Hu(r)manidade

O espetáculo da coreógrafo português Marco da Silva Ferreira, que se apresentou nos dias iniciais do Festival Panorama 2015, Hu(R)mano, certamente chama a atenção por seus movimentos fortes, precisos, e pela trilha sonora digna da melhor festa de música eletrônica. Mas Hu(R)mano não é apenas sobre movimentos de difícil execução, é também sobre o lugar do ser, humano ou não.

Cabeças, a princípio sem corpos, se encontram, testas e queixos se tocam e em poucos movimentos se reorganizam. Aquele que estava embaixo agora se encontra por cima, depois no meio. E não é assim que as relações são? Humanas ou não?
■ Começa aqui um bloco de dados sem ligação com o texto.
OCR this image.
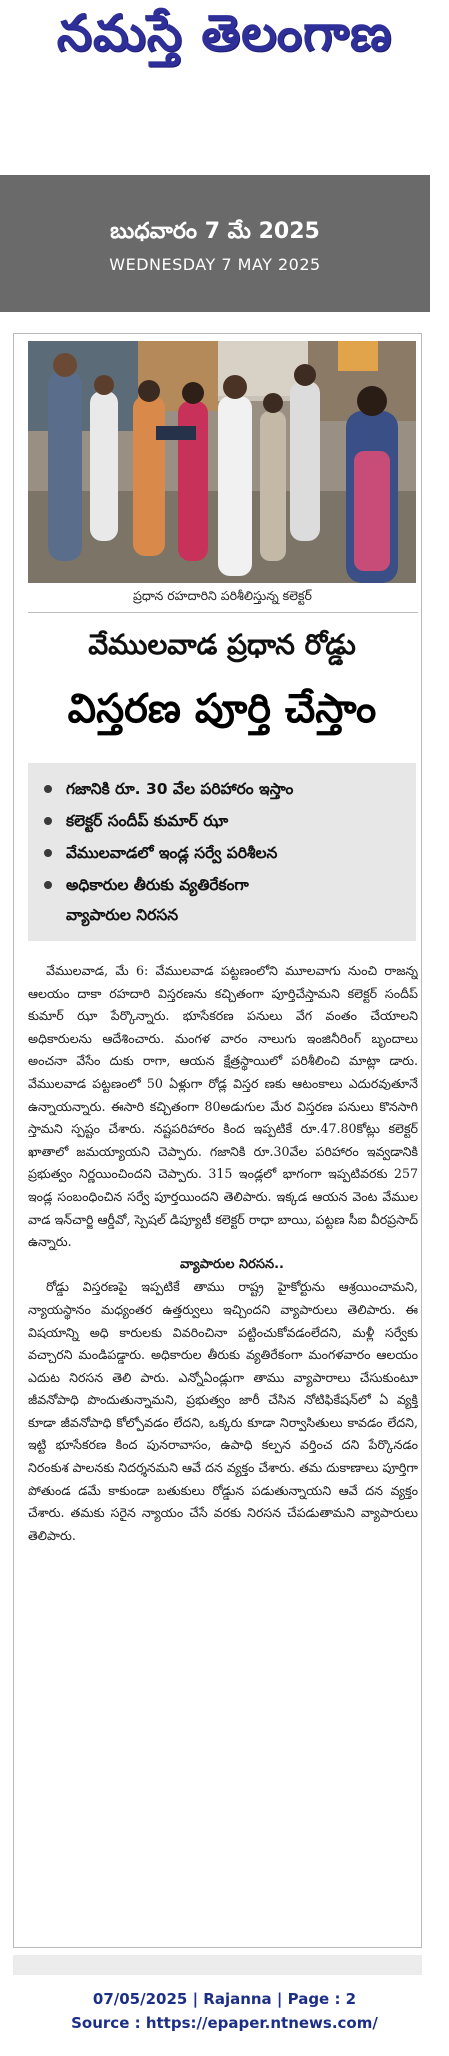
నమస్తే తెలంగాణ
బుధవారం 7 మే 2025
WEDNESDAY 7 MAY 2025
ప్రధాన రహదారిని పరిశీలిస్తున్న కలెక్టర్
వేములవాడ ప్రధాన రోడ్డు
విస్తరణ పూర్తి చేస్తాం
గజానికి రూ. 30 వేల పరిహారం ఇస్తాం
కలెక్టర్ సందీప్ కుమార్ ఝా
వేములవాడలో ఇండ్ల సర్వే పరిశీలన
అధికారుల తీరుకు వ్యతిరేకంగా
వ్యాపారుల నిరసన

వేములవాడ, మే 6: వేములవాడ పట్టణంలోని మూలవాగు నుంచి రాజన్న ఆలయం దాకా రహదారి విస్తరణను కచ్చితంగా పూర్తిచేస్తామని కలెక్టర్ సందీప్ కుమార్ ఝా పేర్కొన్నారు. భూసేకరణ పనులు వేగ వంతం చేయాలని అధికారులను ఆదేశించారు. మంగళ వారం నాలుగు ఇంజినీరింగ్ బృందాలు అంచనా వేసేం దుకు రాగా, ఆయన క్షేత్రస్థాయిలో పరిశీలించి మాట్లా డారు. వేములవాడ పట్టణంలో 50 ఏళ్లుగా రోడ్ల విస్తర ణకు ఆటంకాలు ఎదురవుతూనే ఉన్నాయన్నారు. ఈసారి కచ్చితంగా 80అడుగుల మేర విస్తరణ పనులు కొనసాగి స్తామని స్పష్టం చేశారు. నష్టపరిహారం కింద ఇప్పటికే రూ.47.80కోట్లు కలెక్టర్ ఖాతాలో జమయ్యాయని చెప్పారు. గజానికి రూ.30వేల పరిహారం ఇవ్వడానికి ప్రభుత్వం నిర్ణయించిందని చెప్పారు. 315 ఇండ్లలో భాగంగా ఇప్పటివరకు 257 ఇండ్ల సంబంధించిన సర్వే పూర్తయిందని తెలిపారు. ఇక్కడ ఆయన వెంట వేముల వాడ ఇన్‌చార్జి ఆర్డీవో, స్పెషల్ డిప్యూటీ కలెక్టర్ రాధా బాయి, పట్టణ సీఐ వీరప్రసాద్ ఉన్నారు.

వ్యాపారుల నిరసన..

రోడ్డు విస్తరణపై ఇప్పటికే తాము రాష్ట్ర హైకోర్టును ఆశ్రయించామని, న్యాయస్థానం మధ్యంతర ఉత్తర్వులు ఇచ్చిందని వ్యాపారులు తెలిపారు. ఈ విషయాన్ని అధి కారులకు వివరించినా పట్టించుకోవడంలేదని, మళ్లీ సర్వేకు వచ్చారని మండిపడ్డారు. అధికారుల తీరుకు వ్యతిరేకంగా మంగళవారం ఆలయం ఎదుట నిరసన తెలి పారు. ఎన్నోఏండ్లుగా తాము వ్యాపారాలు చేసుకుంటూ జీవనోపాధి పొందుతున్నామని, ప్రభుత్వం జారీ చేసిన నోటిఫికేషన్‌లో ఏ వ్యక్తి కూడా జీవనోపాధి కోల్పోవడం లేదని, ఒక్కరు కూడా నిర్వాసితులు కావడం లేదని, ఇట్టి భూసేకరణ కింద పునరావాసం, ఉపాధి కల్పన వర్తించ దని పేర్కొనడం నిరంకుశ పాలనకు నిదర్శనమని ఆవే దన వ్యక్తం చేశారు. తమ దుకాణాలు పూర్తిగా పోతుండ డమే కాకుండా బతుకులు రోడ్డున పడుతున్నాయని ఆవే దన వ్యక్తం చేశారు. తమకు సరైన న్యాయం చేసే వరకు నిరసన చేపడుతామని వ్యాపారులు తెలిపారు.

07/05/2025 | Rajanna | Page : 2
Source : https://epaper.ntnews.com/
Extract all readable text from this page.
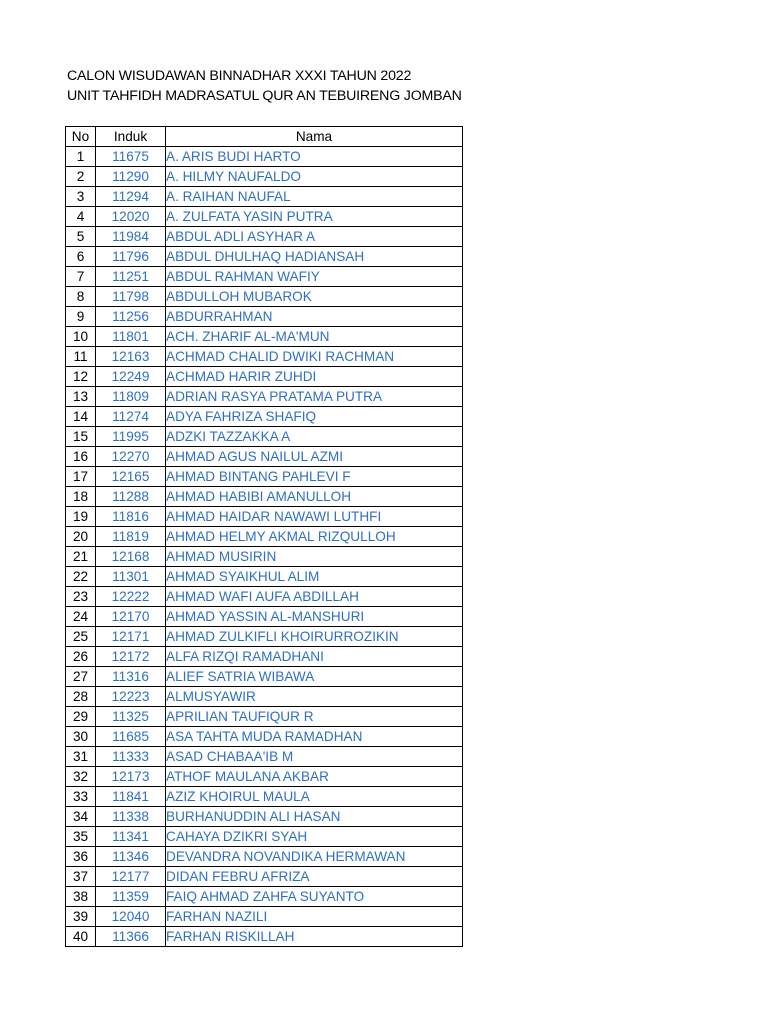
CALON WISUDAWAN BINNADHAR XXXI TAHUN 2022
UNIT TAHFIDH MADRASATUL QUR AN TEBUIRENG JOMBAN
No	Induk	Nama
1	11675	A. ARIS BUDI HARTO
2	11290	A. HILMY NAUFALDO
3	11294	A. RAIHAN NAUFAL
4	12020	A. ZULFATA YASIN PUTRA
5	11984	ABDUL ADLI ASYHAR A
6	11796	ABDUL DHULHAQ HADIANSAH
7	11251	ABDUL RAHMAN WAFIY
8	11798	ABDULLOH MUBAROK
9	11256	ABDURRAHMAN
10	11801	ACH. ZHARIF AL-MA'MUN
11	12163	ACHMAD CHALID DWIKI RACHMAN
12	12249	ACHMAD HARIR ZUHDI
13	11809	ADRIAN RASYA PRATAMA PUTRA
14	11274	ADYA FAHRIZA SHAFIQ
15	11995	ADZKI TAZZAKKA A
16	12270	AHMAD AGUS NAILUL AZMI
17	12165	AHMAD BINTANG PAHLEVI F
18	11288	AHMAD HABIBI AMANULLOH
19	11816	AHMAD HAIDAR NAWAWI LUTHFI
20	11819	AHMAD HELMY AKMAL RIZQULLOH
21	12168	AHMAD MUSIRIN
22	11301	AHMAD SYAIKHUL ALIM
23	12222	AHMAD WAFI AUFA ABDILLAH
24	12170	AHMAD YASSIN AL-MANSHURI
25	12171	AHMAD ZULKIFLI KHOIRURROZIKIN
26	12172	ALFA RIZQI RAMADHANI
27	11316	ALIEF SATRIA WIBAWA
28	12223	ALMUSYAWIR
29	11325	APRILIAN TAUFIQUR R
30	11685	ASA TAHTA MUDA RAMADHAN
31	11333	ASAD CHABAA'IB M
32	12173	ATHOF MAULANA AKBAR
33	11841	AZIZ KHOIRUL MAULA
34	11338	BURHANUDDIN ALI HASAN
35	11341	CAHAYA DZIKRI SYAH
36	11346	DEVANDRA NOVANDIKA HERMAWAN
37	12177	DIDAN FEBRU AFRIZA
38	11359	FAIQ AHMAD ZAHFA SUYANTO
39	12040	FARHAN NAZILI
40	11366	FARHAN RISKILLAH
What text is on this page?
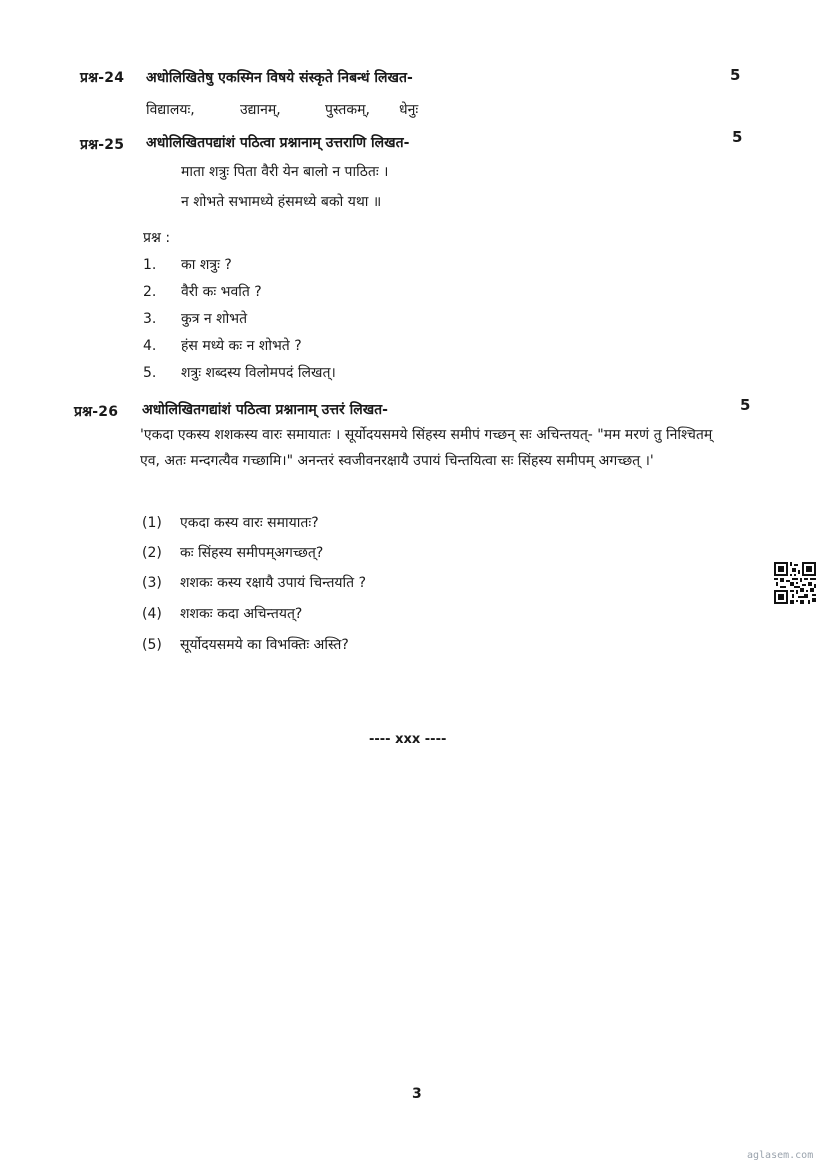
प्रश्न-24 अधोलिखितेषु एकस्मिन विषये संस्कृते निबन्धं लिखत-	5
विद्यालयः,	उद्यानम्,	पुस्तकम्, धेनुः
प्रश्न-25 अधोलिखितपद्यांशं पठित्वा प्रश्नानाम् उत्तराणि लिखत-	5
माता शत्रुः पिता वैरी येन बालो न पाठितः ।
न शोभते सभामध्ये हंसमध्ये बको यथा ॥
प्रश्न :
1. का शत्रुः ?
2. वैरी कः भवति ?
3. कुत्र न शोभते
4. हंस मध्ये कः न शोभते ?
5. शत्रुः शब्दस्य विलोमपदं लिखत्।
प्रश्न-26 अधोलिखितगद्यांशं पठित्वा प्रश्नानाम् उत्तरं लिखत-	5
'एकदा एकस्य शशकस्य वारः समायातः । सूर्योदयसमये सिंहस्य समीपं गच्छन् सः अचिन्तयत्- "मम मरणं तु निश्चितम् एव, अतः मन्दगत्यैव गच्छामि।" अनन्तरं स्वजीवनरक्षायै उपायं चिन्तयित्वा सः सिंहस्य समीपम् अगच्छत् ।'
(1) एकदा कस्य वारः समायातः?
(2) कः सिंहस्य समीपम्अगच्छत्?
(3) शशकः कस्य रक्षायै उपायं चिन्तयति ?
(4) शशकः कदा अचिन्तयत्?
(5) सूर्योदयसमये का विभक्तिः अस्ति?
---- xxx ----
3
aglasem.com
Logo de início, ouvimos carros passando em uma rodovia pouco movimentada, como em uma das grandes rodovias quase abandonadas de um imenso país. Em ritmo constante, sons instrumentais e cotidianos se misturam. Em contraposição ao hábito sonoro de uma cidade, o esquema corporal dos bailarinos parece estar falando de algo mais selvagem que civilizatório. Movimentos que lembram imagens de pássaros e répteis tomam a cena. Vemos as relações biológicas de cooperação e simbiose entre esses animais, vemos a caça e o medo. O hábito e a repetição estão ligados àqueles corpos-animais, que rastejam e murmuram.

No segundo momento do espetáculo, os corpos trocam sua carapaça animalesca por uma corporeidade humana. A fala, mesmo que inaudível, entra em cena: corpos bípedes gritam, contestam, reivindicam. O homem, o animal racional de Aristóteles, aparece como o fim da linha de evolução. A força de movimentos precisamente sincronizados dá o ar de “Tempos modernos”. As engrenagens trabalham em conjunto, ao mesmo tempo em que lutam contra algo que se encontra acima – os olhares estão sempre direcionados a uma diagonal alta, nesse momento –, contemplam com dúvidas e desprezam com rancor um “isto” superior. Quer seja deus, que lhes deu a condição humana, quer seja a “mão invisível” que controla suas vidas.

De súbito, todos os sentimentos se apazíguam. A música forte, intensamente marcada, retoma o ritmo lento e constante do início. O que tinha de homem construído e evoluído se desmonta. Os corpos-animais retornam e com eles, o riso – aquele outro aspecto definidor do homem-animal-que-ri. O riso pueril das crianças brincando. A criança, o mais animal do homem, aquela que ainda não conhece as regras do jogo, a que ainda rasteja pelo chão. O mais animal do homem, ou o mais humano?